Nada hay para decir sobre el encendido, tan prolijo como el
tiro. Eso era de esperar tratándose de cigarros de porte grande, elaborados por
un establecimiento situado entre los más selectos de Brasil. Luego, los aromas
y sabores merecen algunas reflexiones que pueden explicar parte del éxito de los tabacos bahienses en la vieja argentina decimonónica. Básicamente, los ejemplares ponderados eran potentes y aromáticos, con cierto gusto
corpulento y decidido, estimulante, casi picante, que satisface el paladar con
rapidez. En aquellos días de fumadores duros y tabacos fuertes, los cigarros de
Bahía deben haber sido muy apreciados por ese perfil contundente y sabroso, pero a su vez carente de notas salvajes o herbáceas como las que tienen,
por ejemplo, los puros del Paraguay. Así, los Doña Flor disfrutados pueden considerarse especímenes completos, ricos y trabajados, sin tener la profundidad o la sutileza de los cubanos, pero más que aceptables en su relación calidad-precio. Dicho todo ello (además de la conclusión en tiempo presente) en
perspectiva hacia el pasado lejano, que es lo que aquí nos interesa.

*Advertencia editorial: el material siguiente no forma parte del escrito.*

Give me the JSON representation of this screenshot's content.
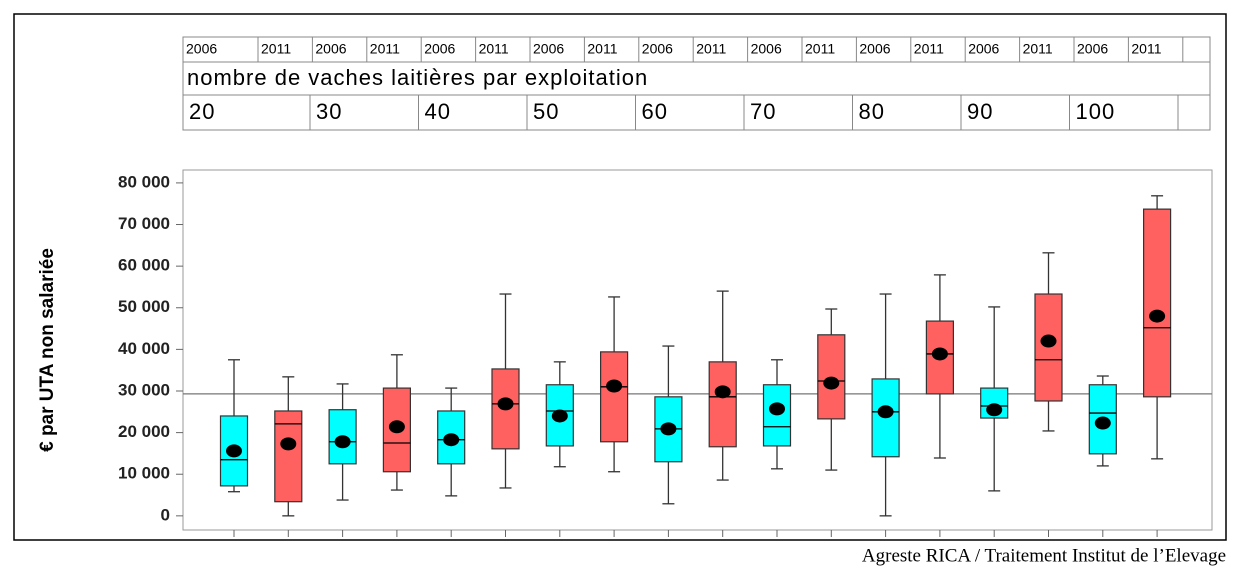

Cubanos, paraguayos, hamburgueses, holandeses, suizos,
italianos, correntinos, tucumanos y, por supuesto, brasileros de Bahía. Son
algunos de los cigarros que fumaron nuestros antepasados y que inundaron aromáticamente
viviendas, calles, locales, depósitos, talleres, muelles y casi todo ámbito
público o privado imaginable. Hemos evocado uno más, que no será el último.
Notas:
(1) Ya que estamos, y aunque
no he estudiado el tópico en profundidad, resulta evidente y bien documentado
que la materia prima para la vieja industria alemana del tabaco (tan poderosa
en el siglo XIX) era provista principalmente por Brasil. Las plantaciones del
estado de Bahía eran mayormente controladas por alemanes, quienes exportaban el producto de sus cosechas hacia los dominios germanos para su manufactura en
puros y cigarrillos. Durante la Primera Guerra Mundial resultaron destruidas muchas factorías tabacaleras alemanas que jamás se recuperaron,
acabando así con el antiguo circuito de comercialización entre Brasil y Alemania. De modo complementario, llegaron a instalarse en Bahía un puñado de industriales alemanes enfocados en los cigarros puros, como Dannemann o Suerdieck, que subsistieron por mucho tiempo.
(2) Hacia 1865, Brasil se ubicaba en tercer lugar dentro de
las importaciones argentinas de cigarros puros, detrás de Holanda y Alemania.
(3) En esa ocasión, quien acompañó al grupo de visitantes fue
uno de sus dueños (a la derecha en la siguiente foto publicitaria). Vale añadir
que los actuales propietarios de la firma son descendientes directos de un
socio fundador de la legendaria fábrica cubana Montecristo, cuya propiedad mantuvieron hasta 1959.